Other areas of industry have faced increasing closures such as estate agents with 143 total closures. Competitive and reliable online services coupled with a general slow-down in the property market have reduced the market share of high-street agents. Banks and other financial services have also continued to close outlets as they go digital. In both cases, consumers’ increasing reliance on and affinity with online mediums have led to a reduction in store outlets. This strategy has been criticised for leaving behind older or less tech-savvy customers, who are often left isolated from services by branch closures.

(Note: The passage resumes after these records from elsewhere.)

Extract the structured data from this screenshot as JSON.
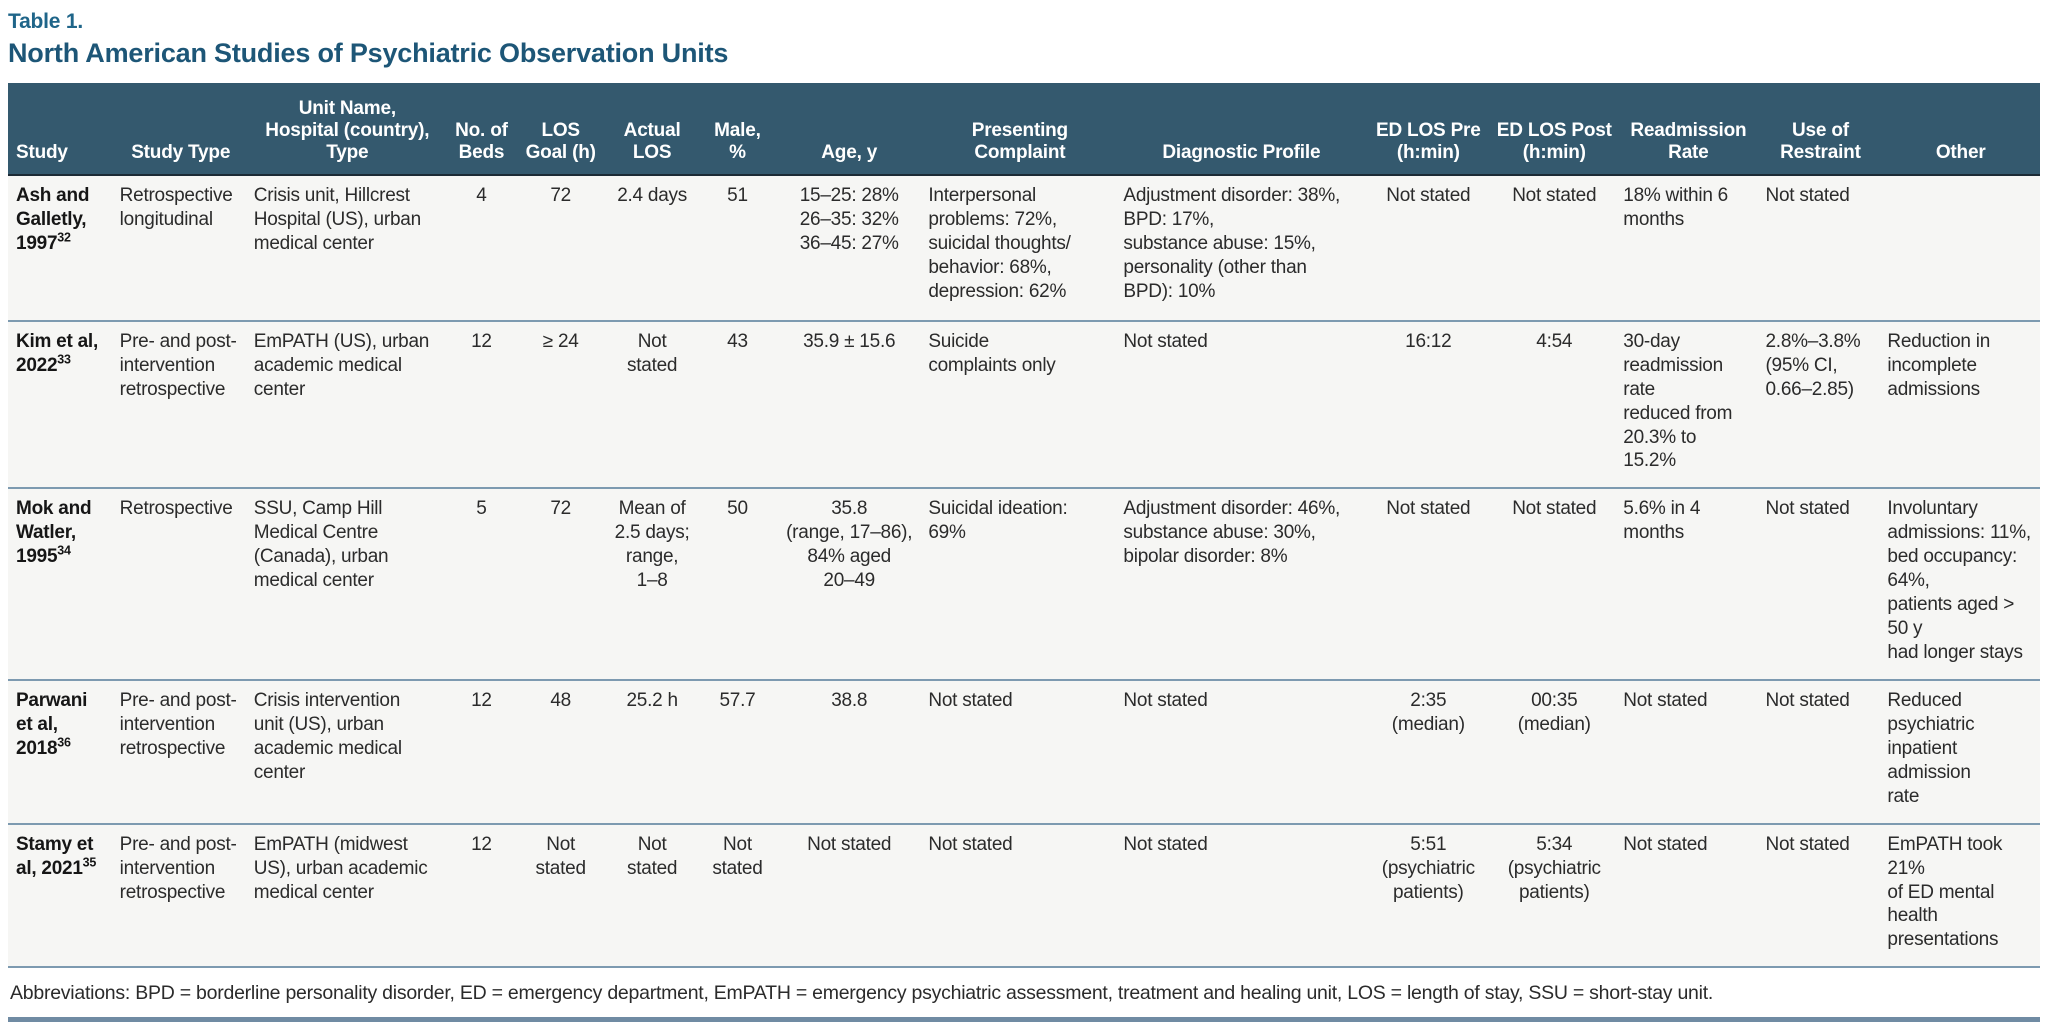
{
  "page": {
    "label": "Table 1.",
    "title": "North American Studies of Psychiatric Observation Units",
    "footnote": "Abbreviations: BPD = borderline personality disorder, ED = emergency department, EmPATH = emergency psychiatric assessment, treatment and healing unit, LOS = length of stay, SSU = short-stay unit."
  },
  "colors": {
    "header_bg": "#34596e",
    "title_blue": "#1d5677",
    "label_blue": "#1f6589",
    "row_rule": "#7d9ab0",
    "bottom_rule": "#708ba3",
    "row_bg": "#f6f6f4"
  },
  "table": {
    "columns": [
      {
        "key": "study",
        "label": "Study"
      },
      {
        "key": "type",
        "label": "Study Type"
      },
      {
        "key": "unit",
        "label": "Unit Name,\nHospital (country),\nType"
      },
      {
        "key": "beds",
        "label": "No. of\nBeds"
      },
      {
        "key": "goal",
        "label": "LOS\nGoal (h)"
      },
      {
        "key": "actual",
        "label": "Actual\nLOS"
      },
      {
        "key": "male",
        "label": "Male,\n%"
      },
      {
        "key": "age",
        "label": "Age, y"
      },
      {
        "key": "presenting",
        "label": "Presenting\nComplaint"
      },
      {
        "key": "diagnostic",
        "label": "Diagnostic Profile"
      },
      {
        "key": "pre",
        "label": "ED LOS Pre\n(h:min)"
      },
      {
        "key": "post",
        "label": "ED LOS Post\n(h:min)"
      },
      {
        "key": "readmission",
        "label": "Readmission\nRate"
      },
      {
        "key": "restraint",
        "label": "Use of\nRestraint"
      },
      {
        "key": "other",
        "label": "Other"
      }
    ],
    "rows": [
      {
        "ref": "32",
        "cells": {
          "study": "Ash and\nGalletly,\n1997",
          "type": "Retrospective\nlongitudinal",
          "unit": "Crisis unit, Hillcrest\nHospital (US), urban\nmedical center",
          "beds": "4",
          "goal": "72",
          "actual": "2.4 days",
          "male": "51",
          "age": "15–25: 28%\n26–35: 32%\n36–45: 27%",
          "presenting": "Interpersonal\nproblems: 72%,\nsuicidal thoughts/\nbehavior: 68%,\ndepression: 62%",
          "diagnostic": "Adjustment disorder: 38%,\nBPD: 17%,\nsubstance abuse: 15%,\npersonality (other than\nBPD): 10%",
          "pre": "Not stated",
          "post": "Not stated",
          "readmission": "18% within 6\nmonths",
          "restraint": "Not stated",
          "other": ""
        }
      },
      {
        "ref": "33",
        "cells": {
          "study": "Kim et al,\n2022",
          "type": "Pre- and post-\nintervention\nretrospective",
          "unit": "EmPATH (US), urban\nacademic medical\ncenter",
          "beds": "12",
          "goal": "≥ 24",
          "actual": "Not\nstated",
          "male": "43",
          "age": "35.9 ± 15.6",
          "presenting": "Suicide\ncomplaints only",
          "diagnostic": "Not stated",
          "pre": "16:12",
          "post": "4:54",
          "readmission": "30-day\nreadmission rate\nreduced from\n20.3% to 15.2%",
          "restraint": "2.8%–3.8%\n(95% CI,\n0.66–2.85)",
          "other": "Reduction in\nincomplete\nadmissions"
        }
      },
      {
        "ref": "34",
        "cells": {
          "study": "Mok and\nWatler,\n1995",
          "type": "Retrospective",
          "unit": "SSU, Camp Hill\nMedical Centre\n(Canada), urban\nmedical center",
          "beds": "5",
          "goal": "72",
          "actual": "Mean of\n2.5 days;\nrange,\n1–8",
          "male": "50",
          "age": "35.8\n(range, 17–86),\n84% aged\n20–49",
          "presenting": "Suicidal ideation:\n69%",
          "diagnostic": "Adjustment disorder: 46%,\nsubstance abuse: 30%,\nbipolar disorder: 8%",
          "pre": "Not stated",
          "post": "Not stated",
          "readmission": "5.6% in 4\nmonths",
          "restraint": "Not stated",
          "other": "Involuntary\nadmissions: 11%,\nbed occupancy: 64%,\npatients aged > 50 y\nhad longer stays"
        }
      },
      {
        "ref": "36",
        "cells": {
          "study": "Parwani\net al,\n2018",
          "type": "Pre- and post-\nintervention\nretrospective",
          "unit": "Crisis intervention\nunit (US), urban\nacademic medical\ncenter",
          "beds": "12",
          "goal": "48",
          "actual": "25.2 h",
          "male": "57.7",
          "age": "38.8",
          "presenting": "Not stated",
          "diagnostic": "Not stated",
          "pre": "2:35\n(median)",
          "post": "00:35\n(median)",
          "readmission": "Not stated",
          "restraint": "Not stated",
          "other": "Reduced psychiatric\ninpatient admission\nrate"
        }
      },
      {
        "ref": "35",
        "cells": {
          "study": "Stamy et\nal, 2021",
          "type": "Pre- and post-\nintervention\nretrospective",
          "unit": "EmPATH (midwest\nUS), urban academic\nmedical center",
          "beds": "12",
          "goal": "Not\nstated",
          "actual": "Not\nstated",
          "male": "Not\nstated",
          "age": "Not stated",
          "presenting": "Not stated",
          "diagnostic": "Not stated",
          "pre": "5:51\n(psychiatric\npatients)",
          "post": "5:34\n(psychiatric\npatients)",
          "readmission": "Not stated",
          "restraint": "Not stated",
          "other": "EmPATH took 21%\nof ED mental health\npresentations"
        }
      }
    ]
  }
}
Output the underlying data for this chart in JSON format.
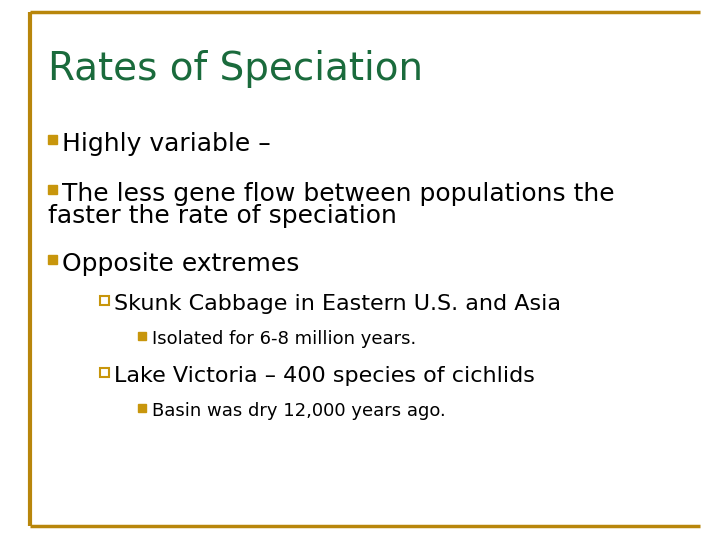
{
  "title": "Rates of Speciation",
  "title_color": "#1a6b3c",
  "title_fontsize": 28,
  "background_color": "#ffffff",
  "border_color": "#b8860b",
  "bullet_color": "#c8960c",
  "text_color": "#000000",
  "bullet1": "Highly variable –",
  "bullet2_line1": "The less gene flow between populations the",
  "bullet2_line2": "faster the rate of speciation",
  "bullet3": "Opposite extremes",
  "sub1": "Skunk Cabbage in Eastern U.S. and Asia",
  "sub1_detail": "Isolated for 6-8 million years.",
  "sub2": "Lake Victoria – 400 species of cichlids",
  "sub2_detail": "Basin was dry 12,000 years ago.",
  "main_fontsize": 18,
  "sub_fontsize": 16,
  "detail_fontsize": 13
}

There has been a fundamental change in consumer preferences towards shopping and leisure activities. Consumers now commonly use mobile phones while in store to compare product prices. Retailers rely on digital newspapers, social networks and user reviews to connect with consumers. They have become more competitive by offering products from multiple sectors. For example, fresh food can now be found in pharmacies and convenience stores rather than just supermarkets. Another strategy has been entrenching private-label brands. In-store brands focus on the product qualities that consumers desire (often informed by data gathered via loyalty club membership), while eliminating additional expenses. Consumers benefit through often lower prices while retailers earn higher margins than on external brands. Successful retailers have further attempted to evolve the physical shopping experience by turning traditional shops into places of learning and experimentation for customers. Book stores now routinely offer speaker events and a cafe. By adding value to in-store experiences, physical outlets attempt to differentiate themselves from online platforms. However, as retailers have developed their online-presence, they have done so in a way that complements physical outlets, not least by reducing the hassle of deliveries by permitting customers to collect in store. To reduce costs, when goods are ordered by consumers companies will first consider the likelihood of that good being sold at full price from one of its physical locations before dispatching.
According to the British Retail Consortium, UK retail sales have decreased by 1.7% since September 2018 on a like-for-like basis. In addition, there was a 3.2% decrease in the sale of non-food items in-store, which was greater than the total decline of 2.9% (12-month average). Some producers have begun to skip over retailers and sell their goods directly to consumers. Hire-purchase and after-market businesses also undermine traditional retailer sales.
Following four months of negative sales growth since the end of Q1 2019, Brexit uncertainty appears to be a source of industry-wide anxiety. Chief executive of the BRC, Helen Dickinson OBE stated, ‘Clarity is needed over our future trading relationship with our closest neighbours, and it is vitally important that Britain does not leave the EU without a deal’. The uncertainty of Brexit worries food and drug retailers in particular, with uncertainty around potential customs checks increasing fears of disrupted supply chains and delivery delays. In the final quarter of the year as winter approaches, Britain becomes more reliant on imported fruits and vegetables. According to the BRC, Britain imports about half of its food with a third overall coming from the EU, on a just-in-time basis.
Deloitte has surveyed UK consumer confidence levels as four points lower than a year ago. Confidence in household disposable income has remained unchanged while confidence in levels of debt has decreased by 3%. Waning confidence in personal finances may indicate consumers’ concern with future economic uncertainty.